Abstract

Bone marrow (BM) suppression is the most common dose-limiting side effect of conventional cancer therapy, particularly with certain alkylating agents and/or ionizing radiation (IR). It has been shown that p38 mitogen-activated protein kinase (p38 MAPK) plays a critical role in regulation of hematopoiesis and its activation mediates IR- and chemotherapy-induced cell injury and oxidative stress-induced hematopoietic stem cell (HSC) exhaustion. Therefore, we examined the role of p38 MAPK in radiation-induced BM injury.
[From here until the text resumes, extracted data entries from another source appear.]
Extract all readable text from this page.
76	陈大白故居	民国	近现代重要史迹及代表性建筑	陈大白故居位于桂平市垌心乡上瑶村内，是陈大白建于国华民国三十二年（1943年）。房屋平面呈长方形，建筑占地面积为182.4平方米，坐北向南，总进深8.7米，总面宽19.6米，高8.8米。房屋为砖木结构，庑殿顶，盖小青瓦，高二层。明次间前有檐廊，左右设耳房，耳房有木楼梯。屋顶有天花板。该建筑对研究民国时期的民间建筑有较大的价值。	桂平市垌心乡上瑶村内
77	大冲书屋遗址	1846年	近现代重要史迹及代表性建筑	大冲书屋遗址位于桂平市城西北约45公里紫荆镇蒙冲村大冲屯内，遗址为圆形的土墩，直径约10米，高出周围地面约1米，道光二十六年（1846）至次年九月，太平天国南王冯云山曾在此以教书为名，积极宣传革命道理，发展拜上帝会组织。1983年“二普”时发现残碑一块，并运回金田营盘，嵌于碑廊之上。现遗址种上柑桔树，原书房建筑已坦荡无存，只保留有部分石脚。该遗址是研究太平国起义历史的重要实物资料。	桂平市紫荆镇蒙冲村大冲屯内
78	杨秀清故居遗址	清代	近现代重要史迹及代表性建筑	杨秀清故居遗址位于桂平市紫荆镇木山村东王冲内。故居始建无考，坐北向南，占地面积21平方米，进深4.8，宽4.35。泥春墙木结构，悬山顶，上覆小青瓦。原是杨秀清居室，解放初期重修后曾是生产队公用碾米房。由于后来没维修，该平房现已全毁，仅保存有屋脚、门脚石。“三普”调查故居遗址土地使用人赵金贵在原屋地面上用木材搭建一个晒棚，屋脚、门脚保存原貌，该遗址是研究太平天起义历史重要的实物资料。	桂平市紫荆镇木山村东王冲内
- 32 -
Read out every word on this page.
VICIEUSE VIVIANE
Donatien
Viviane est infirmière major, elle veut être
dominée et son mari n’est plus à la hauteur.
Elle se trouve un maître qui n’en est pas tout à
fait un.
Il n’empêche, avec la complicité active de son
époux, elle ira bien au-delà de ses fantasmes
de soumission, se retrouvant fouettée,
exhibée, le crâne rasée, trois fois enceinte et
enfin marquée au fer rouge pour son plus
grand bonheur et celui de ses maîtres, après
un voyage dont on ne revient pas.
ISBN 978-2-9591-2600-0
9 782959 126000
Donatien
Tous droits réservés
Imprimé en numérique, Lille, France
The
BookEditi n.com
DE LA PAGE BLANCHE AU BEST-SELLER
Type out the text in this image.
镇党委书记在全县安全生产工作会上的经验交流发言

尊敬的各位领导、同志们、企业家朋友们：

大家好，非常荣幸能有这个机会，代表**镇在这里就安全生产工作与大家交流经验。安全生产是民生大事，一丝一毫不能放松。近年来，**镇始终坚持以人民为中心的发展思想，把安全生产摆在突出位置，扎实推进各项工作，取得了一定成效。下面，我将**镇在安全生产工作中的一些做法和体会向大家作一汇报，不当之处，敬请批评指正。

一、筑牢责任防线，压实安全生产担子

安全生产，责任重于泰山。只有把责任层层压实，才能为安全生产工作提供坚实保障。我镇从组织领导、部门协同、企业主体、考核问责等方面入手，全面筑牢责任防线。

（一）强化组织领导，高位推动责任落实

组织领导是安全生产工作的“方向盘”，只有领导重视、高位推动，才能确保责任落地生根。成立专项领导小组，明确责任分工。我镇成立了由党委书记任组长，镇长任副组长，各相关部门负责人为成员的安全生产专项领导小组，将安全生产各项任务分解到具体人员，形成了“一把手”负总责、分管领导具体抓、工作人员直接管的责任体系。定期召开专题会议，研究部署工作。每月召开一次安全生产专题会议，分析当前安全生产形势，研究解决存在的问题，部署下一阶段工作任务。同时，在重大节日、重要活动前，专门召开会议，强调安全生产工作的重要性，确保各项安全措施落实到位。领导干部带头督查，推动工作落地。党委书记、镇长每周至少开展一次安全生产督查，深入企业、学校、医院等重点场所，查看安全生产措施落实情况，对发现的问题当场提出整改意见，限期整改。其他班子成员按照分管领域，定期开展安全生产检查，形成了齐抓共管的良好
First, we monitored the activation of p38 MAPK in BM hematopoietic cells at different time after exposure to IR using our well-established long-term BM cell culture (LTBMC) model system. The activation of p38 MAPK was detected within 24 hours after BM hematopoietic cells were exposed to 4 Gy IR and this activation sustained up to 5 weeks after radiation. Inhibition of p38 MAPK activity with a p38 MAPK specific inhibitor (SB202190) attenuated IR-induced suppression of the hematopoietic function of BM hematopoietic cells in an in vitro colony forming cell (CFC) assay. Moreover, the number of hematopoietic progenitor cells produced by SB202190-treated BM cells was significantly greater than that by the cells without SB202190 treatment after exposure to IR and followed by a five-week LTBMC. Interestingly, p38 MAPK inhibition showed no effect on IR-induced apoptosis in both HSCs and hematopoietic progenitor cells (HPCs), whereas the radioprotection effect of SB202190 was associated with a significantly reduction of p16INK4a expression and senescence-associated β-galactosidase (SA-β-Gal) activity in irradiated BM cells after five weeks of LTBMC. These findings suggest that activation of p38 MAPK may mediate IR-induced hematopoietic suppression by induction of hematopoietic stem/progenitor cell senescence and pharmacological inhibition of the p38 MAPK pathway may have the potential to be developed as an innovatively therapeutic strategy to ameliorate IR- and chemotherapy-induced BM toxicity.